- Host country: Cyprus
- Dates: 21–25 October 1993
- Cities: Limassol
- Chair: Glafcos Clerides (President)
- Follows: 1991
- Precedes: 1995

Key points
- Cyprus dispute South Africa Sierra Leone Global free trade and GATT Conflict resolution Human rights

= 1993 Commonwealth Heads of Government Meeting =

The 1993 Commonwealth Heads of Government Meeting was the 13th Meeting of the Heads of Government of the Commonwealth of Nations. It was held in Limassol, Cyprus, between 21 October 1993 and 25 October 1993, and was hosted by Cypriot President Glafcos Clerides.
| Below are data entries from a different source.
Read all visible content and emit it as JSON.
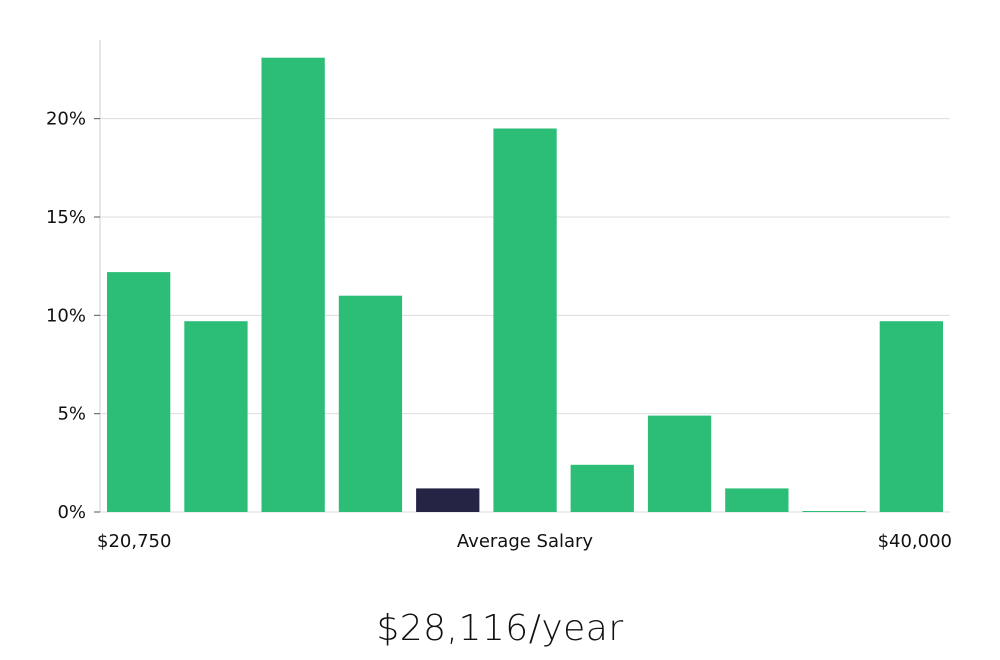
{
  "chart_data": {
    "type": "bar",
    "title": "",
    "xlabel": "",
    "ylabel": "",
    "x_range_labels": {
      "min": "$20,750",
      "middle": "Average Salary",
      "max": "$40,000"
    },
    "categories": [
      "1",
      "2",
      "3",
      "4",
      "5",
      "6",
      "7",
      "8",
      "9",
      "10",
      "11"
    ],
    "values": [
      12.2,
      9.7,
      23.1,
      11.0,
      1.2,
      19.5,
      2.4,
      4.9,
      1.2,
      0.05,
      9.7
    ],
    "highlight_index": 4,
    "ylim": [
      0,
      24
    ],
    "yticks": [
      0,
      5,
      10,
      15,
      20
    ],
    "ytick_labels": [
      "0%",
      "5%",
      "10%",
      "15%",
      "20%"
    ],
    "grid": true,
    "legend": "none",
    "colors": {
      "bar": "#2cbd77",
      "highlight": "#262445",
      "grid": "#dddddd",
      "axis": "#cccccc"
    }
  },
  "salary": {
    "text": "$28,116/year"
  }
}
The communique issued by Commonwealth leaders reiterated the organization's "support for the independence, sovereignty, territorial integrity,
unity and non-aligned status of the Republic of Cyprus" and urged compliance with United Nations Resolutions on Cyprus and the need for Turkish forces and settlers to withdraw from Northern Cyprus. The meeting also agreed to lift economic sanctions against South Africa in light of moves by the government to end apartheid and grant voting rights to the non-white majority but also agreed to continue its arms embargo until a new non-racial government was elected. The leaders agreed to conditionally accept Cameroon as a member due to improvements in its human rights situation with the proviso that it fully comply with the Harare Declaration on pluralism and human rights by 1995. Commitments were also sought from Sierra Leone's military government for quick elections and a return to democracy. While the country's foreign minister reiterated its intention to hold elections within three years the government did not commit to a date. The summit also agreed that global free trade was desirable and agreed to send a five country delegation to represent the Commonwealth at the current round of talks on the General Agreement on Tariffs and Trade. Finally, while the Commonwealth Secretariat had said that a goal of the summit would be the development of a declaration of a 'global humanitarian order', no agreement was reached on specifics of conflict resolution and human rights and a group was appointed instead to study the problem.